I do a lot of really little boxes. Up till now I have handcut with mitre box (not chop saw) being desirous to retain my fingers. Got the idea to make a sled mitre jig for my bandsaw as I felt that would be safer than my tablesaw. My problem is that I cannot get it fine tuned enough to suit me. The ends of the joints are always open no matter how I nudge the fence.

I am starting to wonder if the problem is not the fence but blade flex. I am noticing that about every cut is ever so slightly concave. Not sure if you can tell that from the second pix. At any rate, I wonder if anyone has suggestions as to why I am getting the slightly coved shape on the miter?

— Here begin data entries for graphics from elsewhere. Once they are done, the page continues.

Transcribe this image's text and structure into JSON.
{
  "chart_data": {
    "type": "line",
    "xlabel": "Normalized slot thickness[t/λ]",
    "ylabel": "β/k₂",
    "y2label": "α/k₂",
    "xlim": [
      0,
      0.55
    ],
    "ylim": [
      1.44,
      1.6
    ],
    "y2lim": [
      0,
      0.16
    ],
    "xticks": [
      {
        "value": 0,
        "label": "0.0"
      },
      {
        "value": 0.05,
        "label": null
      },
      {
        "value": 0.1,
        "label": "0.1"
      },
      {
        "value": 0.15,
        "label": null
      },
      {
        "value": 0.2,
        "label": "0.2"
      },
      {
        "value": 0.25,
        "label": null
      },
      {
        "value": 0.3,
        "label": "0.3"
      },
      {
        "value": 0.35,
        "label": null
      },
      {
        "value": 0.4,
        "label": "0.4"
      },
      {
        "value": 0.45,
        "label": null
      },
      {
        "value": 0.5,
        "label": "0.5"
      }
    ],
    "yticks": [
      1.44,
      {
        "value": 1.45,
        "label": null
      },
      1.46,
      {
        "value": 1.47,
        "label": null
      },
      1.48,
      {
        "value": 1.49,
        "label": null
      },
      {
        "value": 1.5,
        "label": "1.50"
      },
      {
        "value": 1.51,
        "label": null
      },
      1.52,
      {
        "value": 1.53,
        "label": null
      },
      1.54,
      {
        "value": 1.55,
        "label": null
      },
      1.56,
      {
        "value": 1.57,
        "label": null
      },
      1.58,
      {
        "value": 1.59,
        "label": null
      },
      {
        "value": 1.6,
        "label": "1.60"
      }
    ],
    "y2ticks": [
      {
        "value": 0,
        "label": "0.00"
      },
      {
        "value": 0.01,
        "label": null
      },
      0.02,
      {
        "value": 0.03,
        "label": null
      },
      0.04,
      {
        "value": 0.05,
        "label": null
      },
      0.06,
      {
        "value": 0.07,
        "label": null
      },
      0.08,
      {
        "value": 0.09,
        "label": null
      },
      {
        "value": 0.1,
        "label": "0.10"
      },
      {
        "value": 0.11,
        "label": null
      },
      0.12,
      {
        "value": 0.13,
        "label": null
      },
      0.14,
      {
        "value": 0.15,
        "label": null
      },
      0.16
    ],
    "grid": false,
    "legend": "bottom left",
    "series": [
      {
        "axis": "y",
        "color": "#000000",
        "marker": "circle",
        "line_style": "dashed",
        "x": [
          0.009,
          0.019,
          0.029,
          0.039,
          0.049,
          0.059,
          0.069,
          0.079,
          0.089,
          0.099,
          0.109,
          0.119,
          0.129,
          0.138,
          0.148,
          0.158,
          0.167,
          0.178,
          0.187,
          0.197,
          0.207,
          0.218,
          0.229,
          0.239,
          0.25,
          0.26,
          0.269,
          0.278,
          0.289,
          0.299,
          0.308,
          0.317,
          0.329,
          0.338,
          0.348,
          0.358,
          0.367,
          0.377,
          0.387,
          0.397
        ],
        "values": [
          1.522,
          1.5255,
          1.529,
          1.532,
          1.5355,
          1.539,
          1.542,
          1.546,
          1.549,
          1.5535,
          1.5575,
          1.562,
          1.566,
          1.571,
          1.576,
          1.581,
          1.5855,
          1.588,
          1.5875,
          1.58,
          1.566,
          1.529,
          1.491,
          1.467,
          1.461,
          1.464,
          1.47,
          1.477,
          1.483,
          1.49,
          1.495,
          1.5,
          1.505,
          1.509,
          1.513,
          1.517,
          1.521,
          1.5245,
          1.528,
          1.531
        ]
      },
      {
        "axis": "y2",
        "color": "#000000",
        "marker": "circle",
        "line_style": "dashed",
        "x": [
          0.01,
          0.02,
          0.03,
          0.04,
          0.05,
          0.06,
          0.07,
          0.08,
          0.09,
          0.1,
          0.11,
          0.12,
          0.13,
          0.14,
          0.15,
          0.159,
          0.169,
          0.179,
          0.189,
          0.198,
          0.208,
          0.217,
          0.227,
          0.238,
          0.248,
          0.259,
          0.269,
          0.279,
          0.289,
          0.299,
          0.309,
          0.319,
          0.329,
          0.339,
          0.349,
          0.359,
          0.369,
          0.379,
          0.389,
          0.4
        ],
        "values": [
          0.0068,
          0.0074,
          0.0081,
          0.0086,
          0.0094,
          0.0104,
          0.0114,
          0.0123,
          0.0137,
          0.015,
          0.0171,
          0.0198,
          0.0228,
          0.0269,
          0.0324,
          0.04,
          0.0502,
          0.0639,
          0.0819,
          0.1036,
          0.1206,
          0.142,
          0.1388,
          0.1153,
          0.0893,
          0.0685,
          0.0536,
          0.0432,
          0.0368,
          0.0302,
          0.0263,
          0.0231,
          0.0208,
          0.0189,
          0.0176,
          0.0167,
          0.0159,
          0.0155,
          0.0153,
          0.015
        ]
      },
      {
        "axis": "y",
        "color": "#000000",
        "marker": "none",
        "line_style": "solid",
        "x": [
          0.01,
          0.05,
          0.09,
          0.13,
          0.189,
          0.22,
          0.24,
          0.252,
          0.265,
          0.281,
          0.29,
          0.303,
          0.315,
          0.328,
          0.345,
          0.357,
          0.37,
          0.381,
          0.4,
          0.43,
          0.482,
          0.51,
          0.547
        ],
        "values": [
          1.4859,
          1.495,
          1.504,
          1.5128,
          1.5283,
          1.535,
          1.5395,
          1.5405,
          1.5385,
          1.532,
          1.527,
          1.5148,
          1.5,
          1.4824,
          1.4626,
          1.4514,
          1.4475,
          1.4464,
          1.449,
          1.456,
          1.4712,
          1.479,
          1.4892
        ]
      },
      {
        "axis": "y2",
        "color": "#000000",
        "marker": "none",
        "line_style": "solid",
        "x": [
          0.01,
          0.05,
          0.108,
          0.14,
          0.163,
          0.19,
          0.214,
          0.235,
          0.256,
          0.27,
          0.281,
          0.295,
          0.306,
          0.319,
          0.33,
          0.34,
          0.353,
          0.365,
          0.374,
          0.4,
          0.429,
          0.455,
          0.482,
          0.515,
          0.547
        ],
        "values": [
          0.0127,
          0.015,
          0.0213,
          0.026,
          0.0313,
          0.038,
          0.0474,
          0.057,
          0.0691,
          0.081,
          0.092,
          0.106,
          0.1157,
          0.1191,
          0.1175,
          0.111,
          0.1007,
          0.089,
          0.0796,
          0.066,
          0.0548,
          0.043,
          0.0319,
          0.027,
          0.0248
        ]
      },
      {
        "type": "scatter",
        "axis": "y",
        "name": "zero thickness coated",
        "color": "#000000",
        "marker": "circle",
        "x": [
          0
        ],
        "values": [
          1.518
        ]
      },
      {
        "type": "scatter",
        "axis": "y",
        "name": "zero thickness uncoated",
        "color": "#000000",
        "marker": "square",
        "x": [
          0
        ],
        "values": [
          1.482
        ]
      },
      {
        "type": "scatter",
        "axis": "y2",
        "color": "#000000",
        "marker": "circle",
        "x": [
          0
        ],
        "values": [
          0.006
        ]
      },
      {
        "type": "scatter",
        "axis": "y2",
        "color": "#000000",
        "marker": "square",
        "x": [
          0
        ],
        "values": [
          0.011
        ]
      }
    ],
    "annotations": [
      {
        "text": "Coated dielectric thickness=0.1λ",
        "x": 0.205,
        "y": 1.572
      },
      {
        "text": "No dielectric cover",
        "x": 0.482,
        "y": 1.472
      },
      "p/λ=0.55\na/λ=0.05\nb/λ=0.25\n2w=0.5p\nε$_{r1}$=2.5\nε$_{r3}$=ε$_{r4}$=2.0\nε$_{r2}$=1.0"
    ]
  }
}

Thanks for any and all suggestions.


----------



## waho6o9 (May 6, 2011)

Maybe try a wider carbide blade if possible, or a slower feed rate. Good luck.


----------



## cabmaker (Sep 16, 2010)

Kevin, you re experiencing a problem inherent with the bandsaw. A wider blade with proper tension may help. trying to cut miters with repeatability on a sled with the bandsaw creates its own set of issues. You would almost have to have a sled that adjusts with blade settings,etc. good luck JB


----------



## Loren (May 30, 2008)

Get a Lion miter trimmer or make an angled shooting board.

You will never get consistent results mitering with a band saw,
but a single stroke with a miter trimmer will do it more perfectly
than any saw.


----------